This repository contains scripts for generating partition-based formulations for trained ReLU neural networks and several Optimal Sparse Input Features (OSIF) test instances implemented in Gurobi. More details on the problems and methods can be found here: https://arxiv.org/abs/2202.05198.
Please cite this work as:
@article{kronqvist2022p,
title = {{P-split formulations: A class of intermediate formulations between big-M and convex hull for disjunctive constraints}},
author = {Kronqvist, Jan and Misener, Ruth and Tsay, Calvin},
journal = {arXiv},
volume = {2202.05198},
year = {2022}
}
The solver software Gurobi is required to run the examples. Gurobi is a commercial mathematical optimization solver and free of charge for academic research. It is available on Linux, Windows and Mac OS.

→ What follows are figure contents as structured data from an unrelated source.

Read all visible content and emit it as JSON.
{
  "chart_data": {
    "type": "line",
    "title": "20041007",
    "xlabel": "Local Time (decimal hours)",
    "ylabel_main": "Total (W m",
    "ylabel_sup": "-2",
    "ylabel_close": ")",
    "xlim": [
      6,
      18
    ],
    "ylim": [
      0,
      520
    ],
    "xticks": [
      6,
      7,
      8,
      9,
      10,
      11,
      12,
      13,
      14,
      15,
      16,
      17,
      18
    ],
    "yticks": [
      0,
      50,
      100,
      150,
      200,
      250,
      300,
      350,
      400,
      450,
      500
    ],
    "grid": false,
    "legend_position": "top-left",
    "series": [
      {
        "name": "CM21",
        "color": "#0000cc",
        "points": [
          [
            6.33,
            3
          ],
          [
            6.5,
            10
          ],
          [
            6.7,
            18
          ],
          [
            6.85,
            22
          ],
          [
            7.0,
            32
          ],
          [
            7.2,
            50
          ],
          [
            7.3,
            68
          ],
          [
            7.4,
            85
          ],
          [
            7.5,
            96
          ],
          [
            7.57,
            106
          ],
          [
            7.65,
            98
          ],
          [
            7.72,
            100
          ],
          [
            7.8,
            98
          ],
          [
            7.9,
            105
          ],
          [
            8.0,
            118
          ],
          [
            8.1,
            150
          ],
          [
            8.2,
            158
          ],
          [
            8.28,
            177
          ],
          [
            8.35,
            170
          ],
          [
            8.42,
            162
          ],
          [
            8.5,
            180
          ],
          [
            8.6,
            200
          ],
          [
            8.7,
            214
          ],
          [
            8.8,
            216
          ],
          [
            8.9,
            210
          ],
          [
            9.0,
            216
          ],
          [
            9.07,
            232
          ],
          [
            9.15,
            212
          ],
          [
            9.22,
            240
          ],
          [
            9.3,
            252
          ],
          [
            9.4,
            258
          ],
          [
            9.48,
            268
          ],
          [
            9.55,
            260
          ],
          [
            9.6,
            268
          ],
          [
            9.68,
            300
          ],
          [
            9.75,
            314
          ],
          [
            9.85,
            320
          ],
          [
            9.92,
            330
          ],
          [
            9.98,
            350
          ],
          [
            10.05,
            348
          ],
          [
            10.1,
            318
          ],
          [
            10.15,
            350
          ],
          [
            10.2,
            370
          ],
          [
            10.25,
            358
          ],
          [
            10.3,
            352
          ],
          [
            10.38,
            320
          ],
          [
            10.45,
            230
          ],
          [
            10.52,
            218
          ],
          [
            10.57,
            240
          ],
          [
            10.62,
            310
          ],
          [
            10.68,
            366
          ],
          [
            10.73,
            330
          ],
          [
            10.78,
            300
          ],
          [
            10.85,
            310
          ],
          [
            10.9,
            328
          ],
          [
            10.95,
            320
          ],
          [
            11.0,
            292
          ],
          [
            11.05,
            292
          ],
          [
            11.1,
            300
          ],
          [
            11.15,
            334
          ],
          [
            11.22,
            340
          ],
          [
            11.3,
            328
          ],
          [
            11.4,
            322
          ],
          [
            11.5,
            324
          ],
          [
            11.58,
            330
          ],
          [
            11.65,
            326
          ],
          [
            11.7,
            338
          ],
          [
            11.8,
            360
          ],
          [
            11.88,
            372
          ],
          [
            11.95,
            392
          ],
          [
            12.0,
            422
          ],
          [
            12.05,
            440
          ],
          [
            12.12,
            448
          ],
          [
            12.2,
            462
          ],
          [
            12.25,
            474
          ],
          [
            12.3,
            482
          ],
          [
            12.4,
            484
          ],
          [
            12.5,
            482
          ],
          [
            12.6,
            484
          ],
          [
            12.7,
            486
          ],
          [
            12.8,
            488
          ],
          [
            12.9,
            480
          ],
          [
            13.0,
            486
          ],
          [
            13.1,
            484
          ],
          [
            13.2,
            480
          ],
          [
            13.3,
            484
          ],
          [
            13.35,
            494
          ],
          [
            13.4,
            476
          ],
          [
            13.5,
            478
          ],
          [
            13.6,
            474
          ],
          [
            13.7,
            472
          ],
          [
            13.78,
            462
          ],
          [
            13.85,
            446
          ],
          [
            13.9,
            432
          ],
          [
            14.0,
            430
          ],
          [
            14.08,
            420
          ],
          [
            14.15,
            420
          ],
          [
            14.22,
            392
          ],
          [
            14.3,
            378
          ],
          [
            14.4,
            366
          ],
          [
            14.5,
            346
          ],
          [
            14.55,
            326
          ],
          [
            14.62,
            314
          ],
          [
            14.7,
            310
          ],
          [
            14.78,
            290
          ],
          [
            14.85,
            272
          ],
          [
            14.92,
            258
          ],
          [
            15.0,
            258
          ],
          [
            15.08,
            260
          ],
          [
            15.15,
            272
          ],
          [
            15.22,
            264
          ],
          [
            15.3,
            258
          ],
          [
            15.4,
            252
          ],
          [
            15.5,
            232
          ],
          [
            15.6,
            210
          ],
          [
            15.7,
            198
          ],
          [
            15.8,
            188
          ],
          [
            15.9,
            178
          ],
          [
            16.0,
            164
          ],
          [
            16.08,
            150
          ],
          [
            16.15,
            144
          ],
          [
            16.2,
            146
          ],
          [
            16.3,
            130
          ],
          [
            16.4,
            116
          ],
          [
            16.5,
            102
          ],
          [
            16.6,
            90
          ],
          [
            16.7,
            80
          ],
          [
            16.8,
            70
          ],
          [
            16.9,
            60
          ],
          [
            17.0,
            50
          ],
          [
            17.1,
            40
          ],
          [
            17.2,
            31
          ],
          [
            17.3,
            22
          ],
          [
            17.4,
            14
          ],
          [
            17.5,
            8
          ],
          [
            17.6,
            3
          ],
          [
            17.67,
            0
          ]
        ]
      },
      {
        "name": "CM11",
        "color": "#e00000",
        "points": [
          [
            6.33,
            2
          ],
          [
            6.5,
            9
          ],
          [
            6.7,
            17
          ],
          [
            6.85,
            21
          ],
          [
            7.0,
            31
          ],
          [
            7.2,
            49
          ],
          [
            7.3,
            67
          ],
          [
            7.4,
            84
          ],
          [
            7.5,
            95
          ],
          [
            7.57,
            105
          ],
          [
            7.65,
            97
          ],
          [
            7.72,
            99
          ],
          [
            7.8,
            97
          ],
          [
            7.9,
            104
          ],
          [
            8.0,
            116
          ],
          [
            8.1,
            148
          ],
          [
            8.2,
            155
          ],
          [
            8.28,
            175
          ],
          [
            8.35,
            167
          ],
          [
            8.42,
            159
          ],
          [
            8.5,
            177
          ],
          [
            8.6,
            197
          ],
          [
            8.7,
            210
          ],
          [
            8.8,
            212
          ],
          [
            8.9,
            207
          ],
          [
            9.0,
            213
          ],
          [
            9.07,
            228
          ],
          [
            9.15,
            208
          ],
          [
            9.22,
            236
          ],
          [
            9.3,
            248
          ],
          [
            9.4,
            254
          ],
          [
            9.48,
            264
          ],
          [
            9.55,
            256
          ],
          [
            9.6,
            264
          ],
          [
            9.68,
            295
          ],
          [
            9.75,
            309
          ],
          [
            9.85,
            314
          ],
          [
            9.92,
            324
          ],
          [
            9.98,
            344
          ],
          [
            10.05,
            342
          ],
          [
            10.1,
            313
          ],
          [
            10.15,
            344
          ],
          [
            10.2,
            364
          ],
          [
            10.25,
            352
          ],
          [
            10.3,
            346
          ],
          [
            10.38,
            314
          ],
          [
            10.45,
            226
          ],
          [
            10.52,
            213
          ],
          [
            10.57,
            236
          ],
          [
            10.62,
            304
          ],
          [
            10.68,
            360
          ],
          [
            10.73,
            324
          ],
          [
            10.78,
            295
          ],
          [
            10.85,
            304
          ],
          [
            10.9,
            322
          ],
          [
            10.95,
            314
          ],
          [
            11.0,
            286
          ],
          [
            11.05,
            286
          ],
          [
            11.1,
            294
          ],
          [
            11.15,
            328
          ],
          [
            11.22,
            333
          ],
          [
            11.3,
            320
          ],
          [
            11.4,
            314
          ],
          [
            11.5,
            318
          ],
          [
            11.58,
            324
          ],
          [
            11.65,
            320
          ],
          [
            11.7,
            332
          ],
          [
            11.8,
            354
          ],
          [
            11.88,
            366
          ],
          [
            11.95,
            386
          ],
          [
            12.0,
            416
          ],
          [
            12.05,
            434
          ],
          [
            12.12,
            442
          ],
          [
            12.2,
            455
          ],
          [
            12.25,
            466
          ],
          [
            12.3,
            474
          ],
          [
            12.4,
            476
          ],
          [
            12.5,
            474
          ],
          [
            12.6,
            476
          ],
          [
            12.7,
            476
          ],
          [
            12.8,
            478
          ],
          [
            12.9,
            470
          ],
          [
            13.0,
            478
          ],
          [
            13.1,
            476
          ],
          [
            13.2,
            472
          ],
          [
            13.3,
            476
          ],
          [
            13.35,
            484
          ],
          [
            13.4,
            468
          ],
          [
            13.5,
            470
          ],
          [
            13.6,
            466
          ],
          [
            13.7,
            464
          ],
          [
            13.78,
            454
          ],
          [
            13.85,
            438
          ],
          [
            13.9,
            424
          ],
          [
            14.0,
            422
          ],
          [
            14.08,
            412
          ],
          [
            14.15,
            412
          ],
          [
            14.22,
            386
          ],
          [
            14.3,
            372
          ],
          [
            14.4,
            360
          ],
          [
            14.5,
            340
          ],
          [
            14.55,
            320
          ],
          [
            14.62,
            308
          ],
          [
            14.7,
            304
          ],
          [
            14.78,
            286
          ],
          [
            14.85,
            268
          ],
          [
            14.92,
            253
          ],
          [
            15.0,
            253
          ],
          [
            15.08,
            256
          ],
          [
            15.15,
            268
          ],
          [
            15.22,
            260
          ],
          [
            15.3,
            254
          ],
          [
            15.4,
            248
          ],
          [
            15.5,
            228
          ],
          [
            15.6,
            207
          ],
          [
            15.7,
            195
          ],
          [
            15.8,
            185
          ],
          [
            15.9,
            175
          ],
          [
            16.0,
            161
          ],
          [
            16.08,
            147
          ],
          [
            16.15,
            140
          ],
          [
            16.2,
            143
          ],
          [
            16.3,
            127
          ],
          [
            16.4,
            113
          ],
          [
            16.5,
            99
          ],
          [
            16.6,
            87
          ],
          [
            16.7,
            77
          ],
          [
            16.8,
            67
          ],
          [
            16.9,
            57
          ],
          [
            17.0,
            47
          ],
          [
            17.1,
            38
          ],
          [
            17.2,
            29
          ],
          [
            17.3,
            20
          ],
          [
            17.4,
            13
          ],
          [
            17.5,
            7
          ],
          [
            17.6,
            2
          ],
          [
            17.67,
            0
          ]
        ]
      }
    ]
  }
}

Please follow the instructions to obtain a free academic license. Once Gurobi is installed on your system, follow the steps to setup the Python interface gurobipy.
- Jan Kronqvist (jkronqvi) - KTH Royal Institute of Technology
- Ruth Misener (rmisener) - Imperial College London
- Calvin Tsay (tsaycal) - Imperial College London
This repository is released under the Apache License 2.0. Please refer to the LICENSE file for details.
This work was supported by Engineering & Physical Sciences Research Council (EPSRC) Fellowships to CT and RM (grants EP/T001577/1 and EP/P016871/1), an Imperial College Research Fellowship to CT, a Royal Society Newton International Fellowship (NIF\R1\182194) to JK, a grant by the Swedish Cultural Foundation in Finland to JK, and a grant by the Swedish Research Council (2022-03502) to JK. The project was also in-part financially sponsored by Digital Futures at KTH through JK and CT.